マーサ・グレアム(英: Martha Graham 1894年5月11日 - 1991年4月1日)は、アメリカ合衆国の舞踏家、振付師であり、モダンダンスの開拓者の一人である。マーサ・グラハムと表記されることも多い。

ペンシルベニア州アレギニーに生まれ、14歳の時カリフォルニア州に引っ越した。1910年代にルース・セント・デニスが踊るのを見てダンスに興味を持つ事になった。22歳(1916年)になって、デニショーン・ダンサー養成所en:Denishawnに入学しプロへの道を目指した。1925年にニューヨーク州ロチェスターイーストマン音楽院のダンス講師になった。その後、彼女はデニショーンで知り合った音楽の師で恋人でもある伴奏者のルイス・ホーストen:Louis Horstのサポートをもとに独立。1926年に自身のカンパニー「マーサ・グレアム・ダンスカンパニー」を設立した。収縮と開放をテーマにした事で広く知られる彼女の独特の身のこなしのスタイル と表現は当時のモダンアートを反映している。(以下略)ウィキペディアからの引用

 マーサ・グラハムの略歴をウィキペディアで調べると以上のようになります。つまり、元々はデニショーンの出身で、ルース・セント・デニスの弟子筋だったわけですね。

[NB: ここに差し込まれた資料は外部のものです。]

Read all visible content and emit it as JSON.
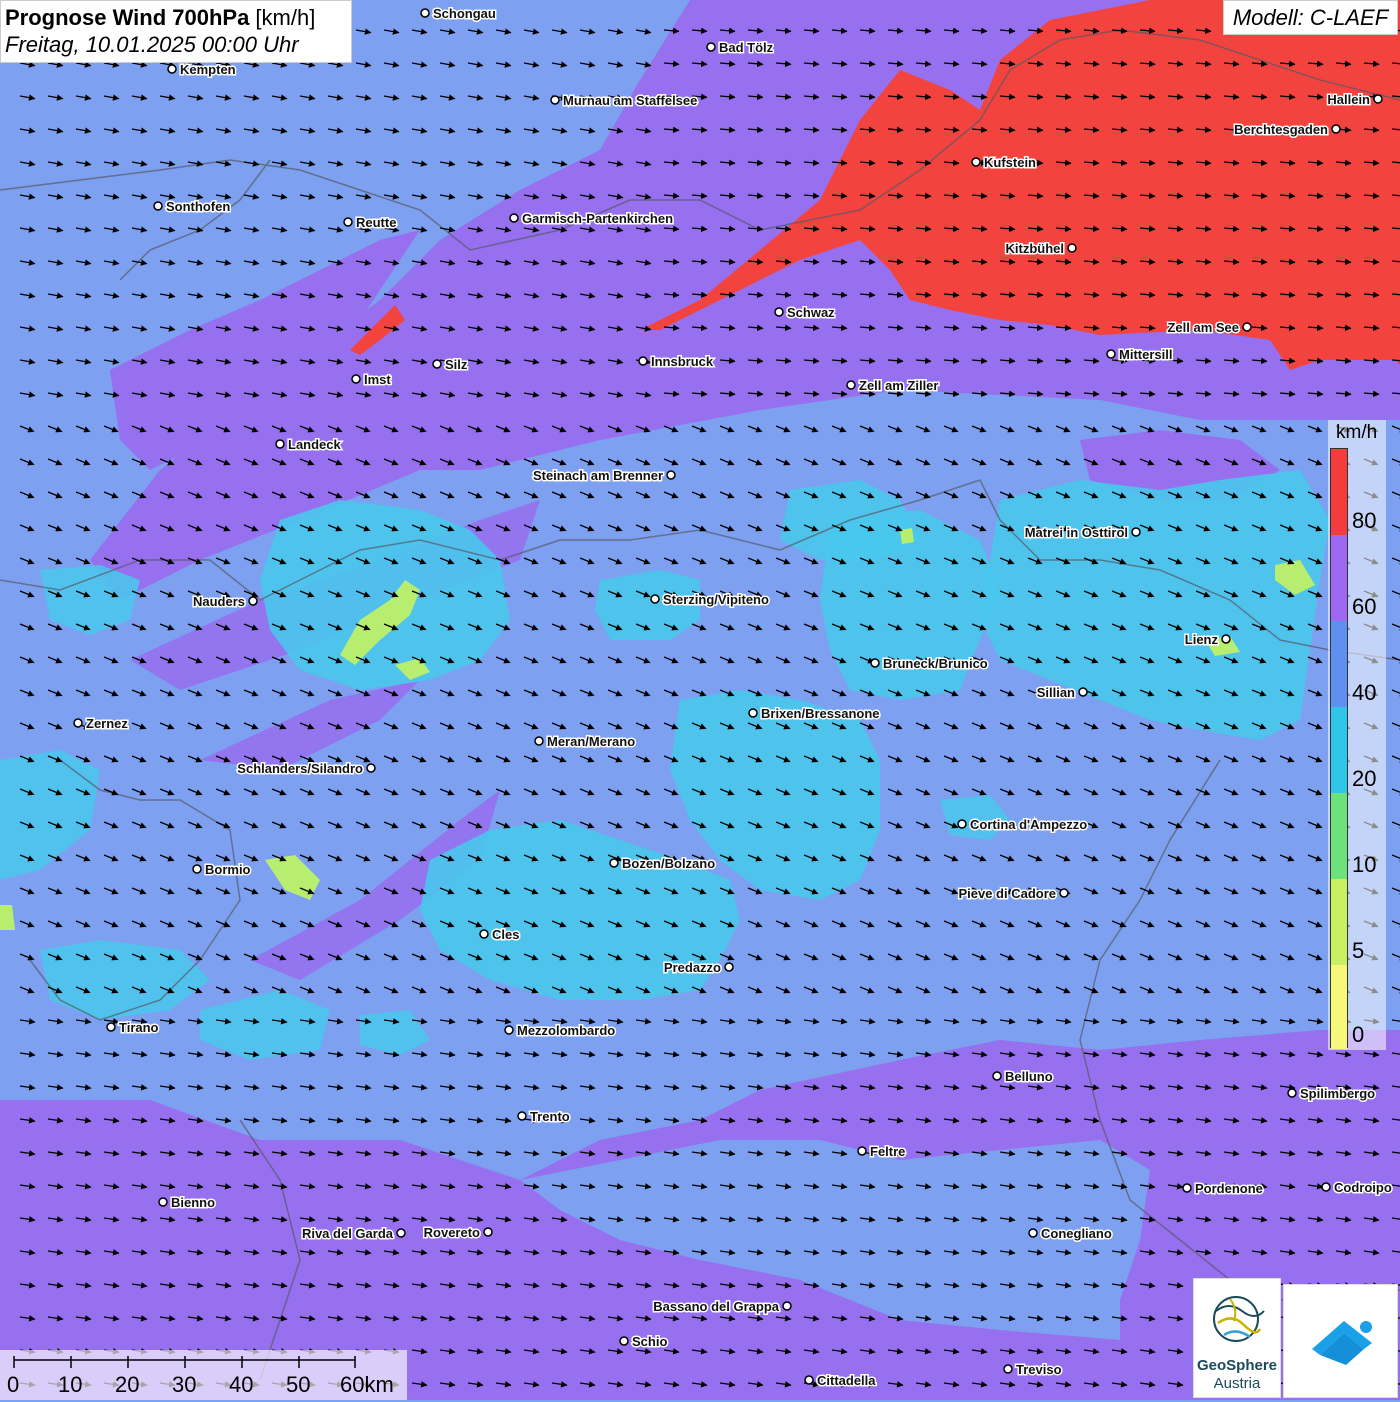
{
  "header": {
    "title_bold": "Prognose Wind 700hPa",
    "title_unit": " [km/h]",
    "datetime": "Freitag, 10.01.2025 00:00 Uhr"
  },
  "model_label": "Modell: C-LAEF",
  "legend": {
    "unit": "km/h",
    "labels": [
      "80",
      "60",
      "40",
      "20",
      "10",
      "5",
      "0"
    ],
    "colors": {
      "red": "#f53c3c",
      "purple": "#9f68f2",
      "blue": "#5f8ff0",
      "cyan": "#2fc6e8",
      "green": "#6ce37a",
      "lime": "#c8f060",
      "yellow": "#f7f77a"
    }
  },
  "scale": {
    "labels": [
      "0",
      "10",
      "20",
      "30",
      "40",
      "50",
      "60km"
    ]
  },
  "map_colors": {
    "base_blue": "#7da0f0",
    "purple_band": "#9670ee",
    "red_zone": "#f2433f",
    "cyan_zone": "#49c8ec",
    "border_line": "#555a66"
  },
  "cities": [
    {
      "name": "Schongau"
    },
    {
      "name": "Kempten"
    },
    {
      "name": "Bad Tölz"
    },
    {
      "name": "Murnau am Staffelsee"
    },
    {
      "name": "Hallein"
    },
    {
      "name": "Berchtesgaden"
    },
    {
      "name": "Kufstein"
    },
    {
      "name": "Sonthofen"
    },
    {
      "name": "Reutte"
    },
    {
      "name": "Garmisch-Partenkirchen"
    },
    {
      "name": "Kitzbühel"
    },
    {
      "name": "Schwaz"
    },
    {
      "name": "Zell am See"
    },
    {
      "name": "Mittersill"
    },
    {
      "name": "Silz"
    },
    {
      "name": "Innsbruck"
    },
    {
      "name": "Imst"
    },
    {
      "name": "Zell am Ziller"
    },
    {
      "name": "Landeck"
    },
    {
      "name": "Steinach am Brenner"
    },
    {
      "name": "Matrei in Osttirol"
    },
    {
      "name": "Nauders"
    },
    {
      "name": "Sterzing/Vipiteno"
    },
    {
      "name": "Lienz"
    },
    {
      "name": "Bruneck/Brunico"
    },
    {
      "name": "Sillian"
    },
    {
      "name": "Brixen/Bressanone"
    },
    {
      "name": "Zernez"
    },
    {
      "name": "Meran/Merano"
    },
    {
      "name": "Schlanders/Silandro"
    },
    {
      "name": "Cortina d'Ampezzo"
    },
    {
      "name": "Bozen/Bolzano"
    },
    {
      "name": "Bormio"
    },
    {
      "name": "Pieve di Cadore"
    },
    {
      "name": "Cles"
    },
    {
      "name": "Predazzo"
    },
    {
      "name": "Tirano"
    },
    {
      "name": "Mezzolombardo"
    },
    {
      "name": "Belluno"
    },
    {
      "name": "Spilimbergo"
    },
    {
      "name": "Trento"
    },
    {
      "name": "Feltre"
    },
    {
      "name": "Pordenone"
    },
    {
      "name": "Codroipo"
    },
    {
      "name": "Bienno"
    },
    {
      "name": "Riva del Garda"
    },
    {
      "name": "Rovereto"
    },
    {
      "name": "Conegliano"
    },
    {
      "name": "Bassano del Grappa"
    },
    {
      "name": "Schio"
    },
    {
      "name": "Treviso"
    },
    {
      "name": "Cittadella"
    }
  ],
  "logos": {
    "geosphere_line1": "GeoSphere",
    "geosphere_line2": "Austria"
  }
}
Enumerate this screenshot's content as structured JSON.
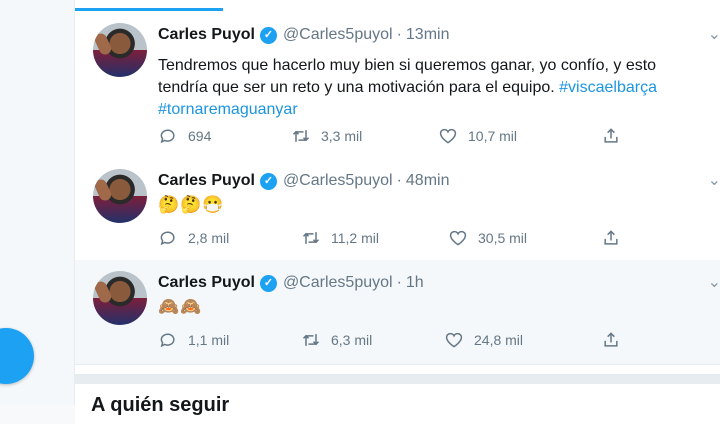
{
  "tweets": [
    {
      "name": "Carles Puyol",
      "handle": "@Carles5puyol",
      "separator": "·",
      "time": "13min",
      "text_plain": "Tendremos que hacerlo muy bien si queremos ganar, yo confío, y esto tendría que ser un reto y una motivación para el equipo. ",
      "hashtag1": "#viscaelbarça",
      "hashtag2": "#tornaremaguanyar",
      "replies": "694",
      "retweets": "3,3 mil",
      "likes": "10,7 mil"
    },
    {
      "name": "Carles Puyol",
      "handle": "@Carles5puyol",
      "separator": "·",
      "time": "48min",
      "emojis": "🤔🤔😷",
      "replies": "2,8 mil",
      "retweets": "11,2 mil",
      "likes": "30,5 mil"
    },
    {
      "name": "Carles Puyol",
      "handle": "@Carles5puyol",
      "separator": "·",
      "time": "1h",
      "emojis": "🙈🙈",
      "replies": "1,1 mil",
      "retweets": "6,3 mil",
      "likes": "24,8 mil"
    }
  ],
  "who_to_follow": {
    "title": "A quién seguir"
  },
  "icons": {
    "verified": "verified-badge-icon",
    "reply": "reply-icon",
    "retweet": "retweet-icon",
    "like": "like-icon",
    "share": "share-icon",
    "caret": "chevron-down-icon"
  },
  "colors": {
    "accent": "#1da1f2",
    "hashtag": "#1b95e0",
    "meta": "#657786"
  }
}
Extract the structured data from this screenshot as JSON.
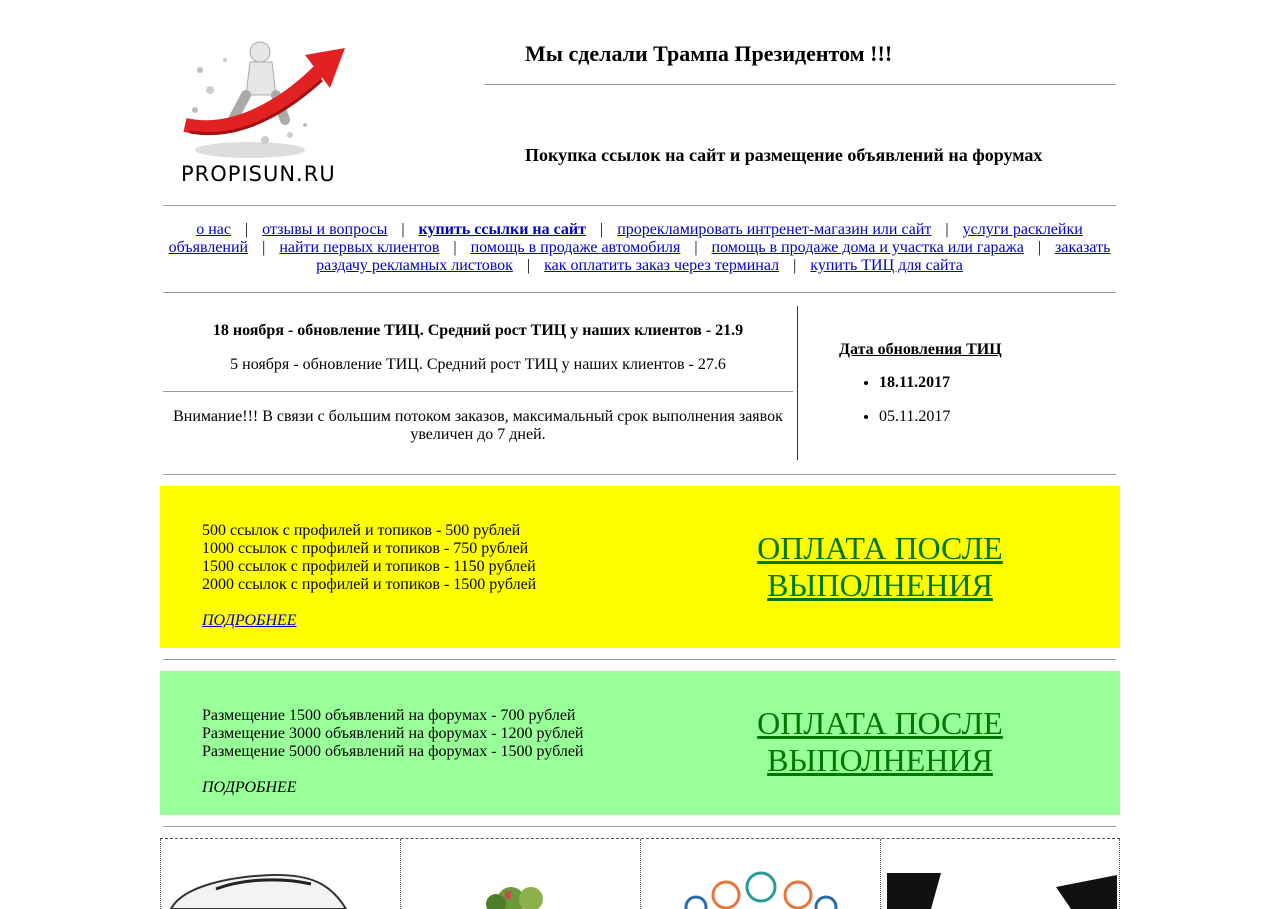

モダンダンスの創始者として紹介した3人の女性たちですが、欧州では高い評価を受けたにもかかわらず本国である米国ではなかなか芽が出なかったということもあり、モダンダンスというのが本格的に知られ、正当な評価を得るには彼女の登場を待たなければいけませんでした。
 いまではモダンダンスのテクニック(メソッド)もグラハムメソッド以外にもいろいろあるようですが、彼女がコントラクションとリリース(収縮と開放)を主体としたグラハムテクニックを開発し、それがダンスの世界において、バレエ(つまりダンスクラシック)と並ぶ、もうひとつの技術的規範となっていったということはモダンからコンテンポラリーへのダンスの歴史を振り返る時に無視できないことだったと思います。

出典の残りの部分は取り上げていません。